Выбрать главу

— Смотри, Апчи, смотри... Это моя Кениль...

И все затуманилось, все пропало — зеленые кедры, шкура рыси, Апчи, скалистый скат горы, замшелые камни и почерневшие трухлявые пни бурелома. Мысли Крашенинникова были далеко...

Огненный столб вырвался из жерла сопки ночью, когда до вершины осталось продвинуться не более версты. Земля дрогнула и разбудила Крашенинникова. Ветер загудел над вершинами деревьев. Блестящие искры устремлялись в небо, расцвечивая клубастый взвившийся дым, и казались звездами, спешившими к себе домой.

Утро развертывалось медленно. Солнце выглянуло на мгновенье, осветив повисшую над вершиной сопки странную серо-багровую тучу.
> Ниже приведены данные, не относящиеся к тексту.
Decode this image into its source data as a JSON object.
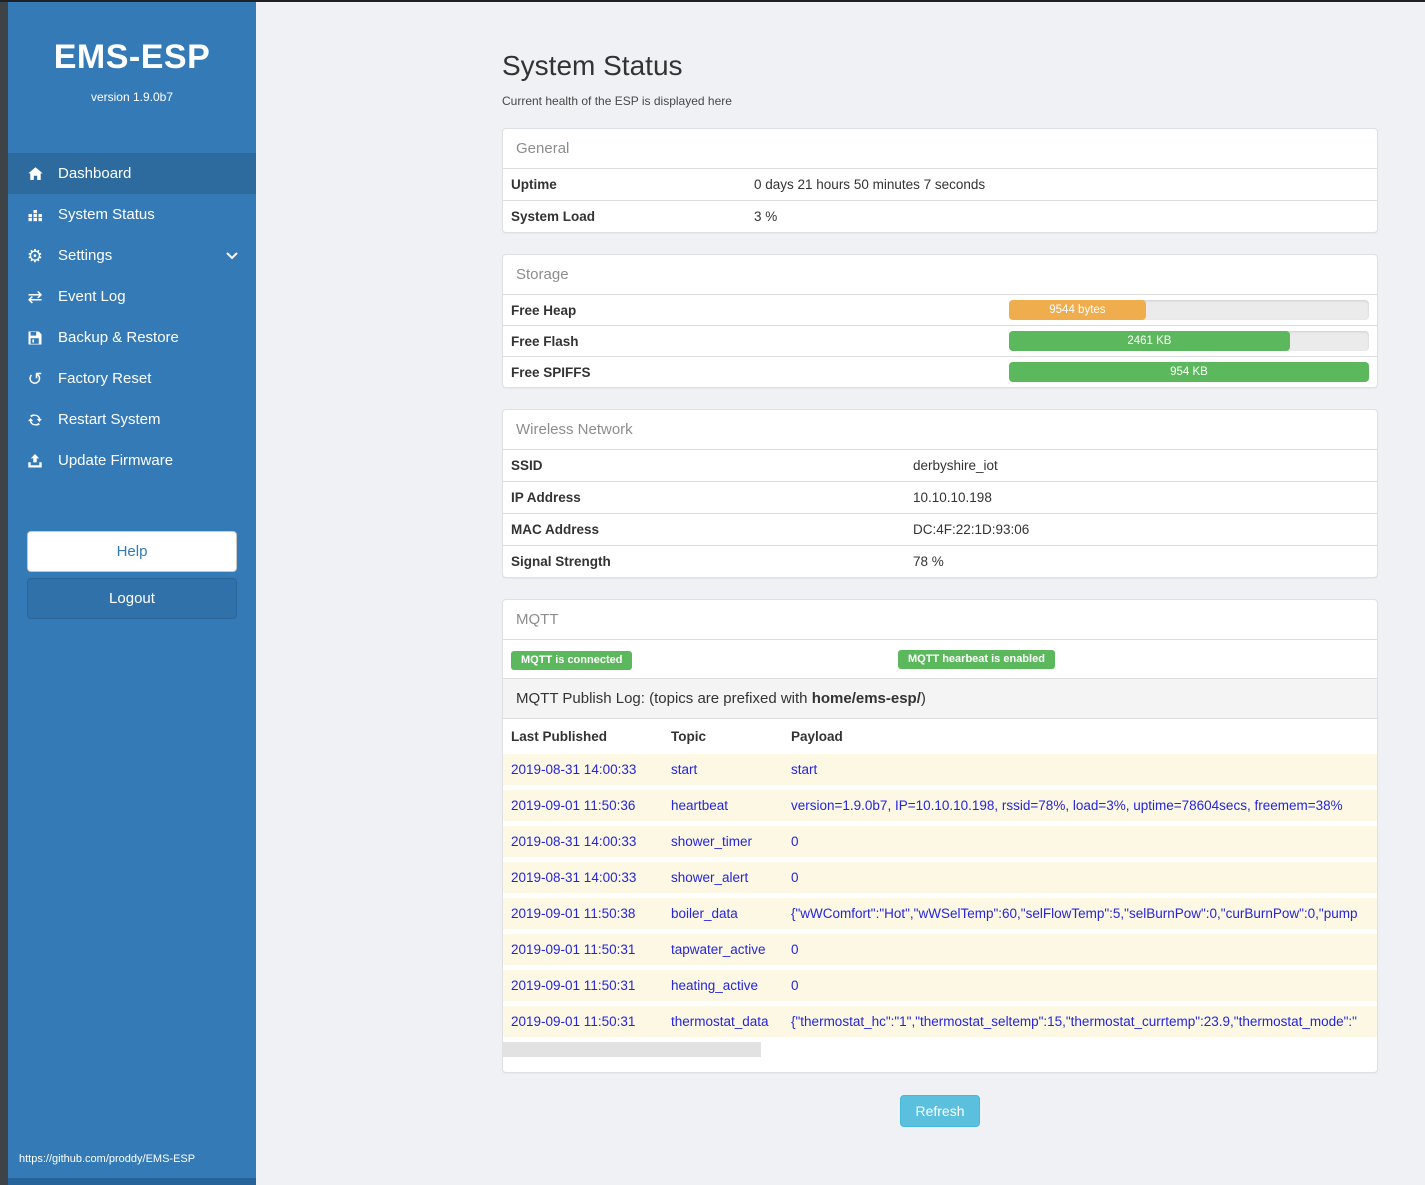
{
  "colors": {
    "sidebar_blue": "#337ab7",
    "active_item_blue": "#2d6a9e",
    "success_green": "#5cb85c",
    "warning_orange": "#f0ad4e",
    "info_blue": "#5bc0de",
    "log_text_blue": "#2525dd",
    "log_row_yellow": "#fcf8e3"
  },
  "sidebar": {
    "brand": "EMS-ESP",
    "version": "version 1.9.0b7",
    "items": [
      {
        "label": "Dashboard",
        "icon": "home-icon",
        "active": true
      },
      {
        "label": "System Status",
        "icon": "chart-icon",
        "active": false
      },
      {
        "label": "Settings",
        "icon": "gear-icon",
        "active": false,
        "has_submenu": true
      },
      {
        "label": "Event Log",
        "icon": "exchange-icon",
        "active": false
      },
      {
        "label": "Backup & Restore",
        "icon": "save-icon",
        "active": false
      },
      {
        "label": "Factory Reset",
        "icon": "undo-icon",
        "active": false
      },
      {
        "label": "Restart System",
        "icon": "refresh-icon",
        "active": false
      },
      {
        "label": "Update Firmware",
        "icon": "upload-icon",
        "active": false
      }
    ],
    "help_label": "Help",
    "logout_label": "Logout",
    "footer_link": "https://github.com/proddy/EMS-ESP"
  },
  "page": {
    "title": "System Status",
    "subtitle": "Current health of the ESP is displayed here",
    "refresh_label": "Refresh"
  },
  "general": {
    "header": "General",
    "rows": [
      {
        "label": "Uptime",
        "value": "0 days 21 hours 50 minutes 7 seconds"
      },
      {
        "label": "System Load",
        "value": "3 %"
      }
    ]
  },
  "storage": {
    "header": "Storage",
    "rows": [
      {
        "label": "Free Heap",
        "bar_label": "9544 bytes",
        "percent": 38,
        "color": "#f0ad4e"
      },
      {
        "label": "Free Flash",
        "bar_label": "2461 KB",
        "percent": 78,
        "color": "#5cb85c"
      },
      {
        "label": "Free SPIFFS",
        "bar_label": "954 KB",
        "percent": 100,
        "color": "#5cb85c"
      }
    ]
  },
  "wireless": {
    "header": "Wireless Network",
    "rows": [
      {
        "label": "SSID",
        "value": "derbyshire_iot"
      },
      {
        "label": "IP Address",
        "value": "10.10.10.198"
      },
      {
        "label": "MAC Address",
        "value": "DC:4F:22:1D:93:06"
      },
      {
        "label": "Signal Strength",
        "value": "78 %"
      }
    ]
  },
  "mqtt": {
    "header": "MQTT",
    "badges": [
      "MQTT is connected",
      "MQTT hearbeat is enabled"
    ],
    "publish_log": {
      "prefix": "MQTT Publish Log: (topics are prefixed with ",
      "bold": "home/ems-esp/",
      "suffix": ")"
    },
    "columns": [
      "Last Published",
      "Topic",
      "Payload"
    ],
    "rows": [
      {
        "date": "2019-08-31 14:00:33",
        "topic": "start",
        "payload": "start"
      },
      {
        "date": "2019-09-01 11:50:36",
        "topic": "heartbeat",
        "payload": "version=1.9.0b7, IP=10.10.10.198, rssid=78%, load=3%, uptime=78604secs, freemem=38%"
      },
      {
        "date": "2019-08-31 14:00:33",
        "topic": "shower_timer",
        "payload": "0"
      },
      {
        "date": "2019-08-31 14:00:33",
        "topic": "shower_alert",
        "payload": "0"
      },
      {
        "date": "2019-09-01 11:50:38",
        "topic": "boiler_data",
        "payload": "{\"wWComfort\":\"Hot\",\"wWSelTemp\":60,\"selFlowTemp\":5,\"selBurnPow\":0,\"curBurnPow\":0,\"pump"
      },
      {
        "date": "2019-09-01 11:50:31",
        "topic": "tapwater_active",
        "payload": "0"
      },
      {
        "date": "2019-09-01 11:50:31",
        "topic": "heating_active",
        "payload": "0"
      },
      {
        "date": "2019-09-01 11:50:31",
        "topic": "thermostat_data",
        "payload": "{\"thermostat_hc\":\"1\",\"thermostat_seltemp\":15,\"thermostat_currtemp\":23.9,\"thermostat_mode\":\""
      }
    ]
  }
}
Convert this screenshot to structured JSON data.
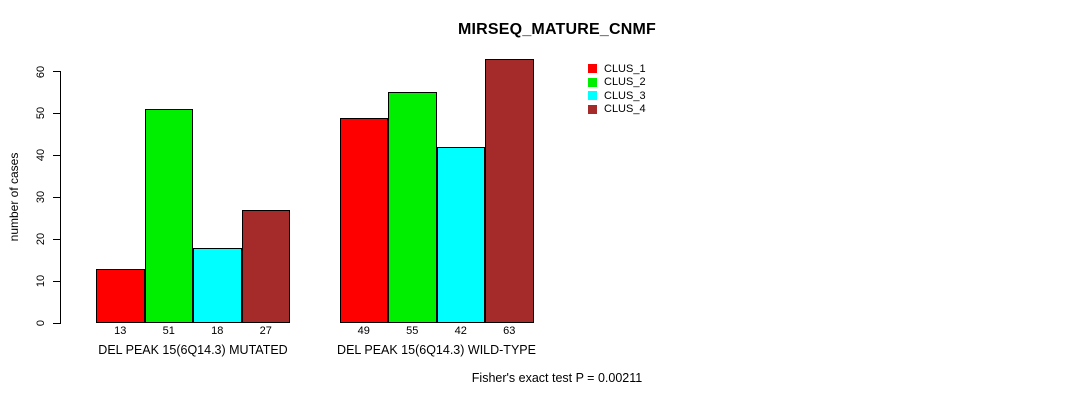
{
  "chart_data": {
    "type": "bar",
    "title": "MIRSEQ_MATURE_CNMF",
    "ylabel": "number of cases",
    "xlabel": "",
    "ylim": [
      0,
      63
    ],
    "yticks": [
      0,
      10,
      20,
      30,
      40,
      50,
      60
    ],
    "grid": false,
    "legend_position": "top-right",
    "bar_value_labels_shown": true,
    "categories": [
      "DEL PEAK 15(6Q14.3) MUTATED",
      "DEL PEAK 15(6Q14.3) WILD-TYPE"
    ],
    "series": [
      {
        "name": "CLUS_1",
        "color": "#FF0000",
        "values": [
          13,
          49
        ]
      },
      {
        "name": "CLUS_2",
        "color": "#00EE00",
        "values": [
          51,
          55
        ]
      },
      {
        "name": "CLUS_3",
        "color": "#00FFFF",
        "values": [
          18,
          42
        ]
      },
      {
        "name": "CLUS_4",
        "color": "#A52A2A",
        "values": [
          27,
          63
        ]
      }
    ],
    "annotation": "Fisher's exact test P = 0.00211"
  },
  "colors": {
    "background": "#FFFFFF",
    "axis": "#000000",
    "bar_border": "#000000"
  }
}
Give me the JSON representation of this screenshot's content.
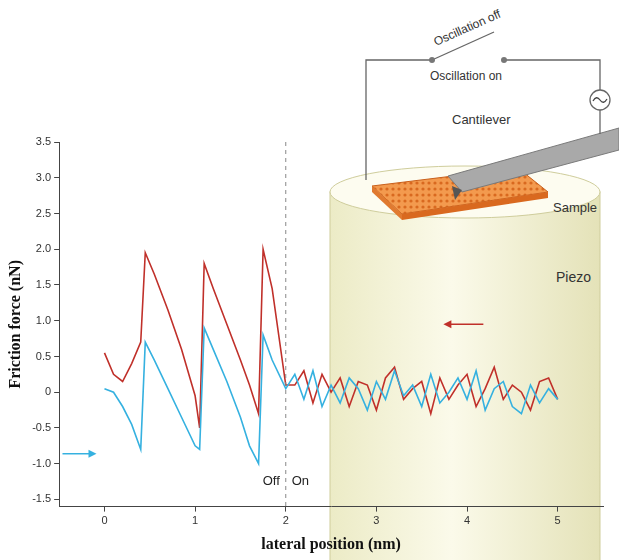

Сухой горячий пепел падал сверху, стряхивая с ветвей снег.

Не отрываясь, жадными глазами следил Степан Петрович за вспышкой вулканических сил. Еще бы поближе!.. Взглянуть, как клокочет раскаленная лава. Измерить ширину кратера.

Дрогнула и будто закачалась гора. С треском рухнула скала, и обломки ее, грохоча, покатились вниз, ломая стволы деревьев, выворачивая их с корнем. В прогалине леса увидал Крашенинников седую поджарую волчицу. Поджав хвост, бежал испуганный зверь.

Тишина пришла сразу. Радостно было снова ощутить под собою привычную твердость земли. Но подниматься выше было невозможно. Неодолимой стеной стоял свежий бурелом. Густая сеть зеленых лиственниц, игольчатых ветвей кедровника и сосен угрожающе преграждала дорогу, и на их ветвях покачивались пепельно-снежные сосульки.

VIII

Весело мчались собаки в обратный путь. Февральское солнце побаловало возвращавшихся путешественников предвесенним нещедрым теплом. Крашенинников приподнял черную сетку и на фоне снежных холмов увидал приземистые очертания Большерецка, черный островерхий тын, избы, колокольню и угластую сторожевую башенку.

Собаки неистово лаяли, чуя человечий дух и сладковатый еловый дым жилья. Ударил сторожевой колокол. Гул его звучным баском поплыл вдоль по реке.

Навстречу Крашенинникову спешили люди. Примчались широкополозые дровни, запряженные пегими лошадьми.

— Садись, Степан Петрович.

Улыбался румянолицый Плишкин, радовались встрече Лепихин, Кобычев и знакомые казаки. Ительмены всем стойбищем двигались за санями. А Тырылка, размахивая руками, громко рассказывал, как далеко они ездили, как смело поднимался приезжий на огненную гору вместе с охотником Апчи.

— А где же он? — окинул глазами Крашенинников окруживших его людей.

Апчи исчез. И вдруг будто из-под земли раздался радостный крик. Глаза всех устремились к выпуклой крыше большой подземной юрты. Из нее, как из сопки, вился густой дым. И крик слышался из дыма.

Все смотрели на этот дым очага.

— Ни!.. Ни!.. — победно кричали два молодых голоса.

Из дыма показалась голова Апчи. Он прочно встал на крышу, сильной рукой вытянул из дыма тонкую фигуру девушки в одной легкой кухлянке, обнял ее...

— Кениль!.. Апчи!.. — закричали люди радостно.

Они смеялись над толстой Чакавой. Апчи, воспользовавшись суматохой, незаметно проник в юрту старого Талача, где терпеливо ждала своего жениха верная Кениль.

Степан Петрович с товарищами был на свадьбе, слушал песни. Ительмены пели шуточную песню, которую запевал хитрый Тырылка:

Если б я был студенталь, Я б все реки описал. Я б зверей и рыб описал, Горы наши и ключи. Я б охотников наших описал, Девушек наших, жен и детей. Они — радость наша!.. Они — народ ительмен!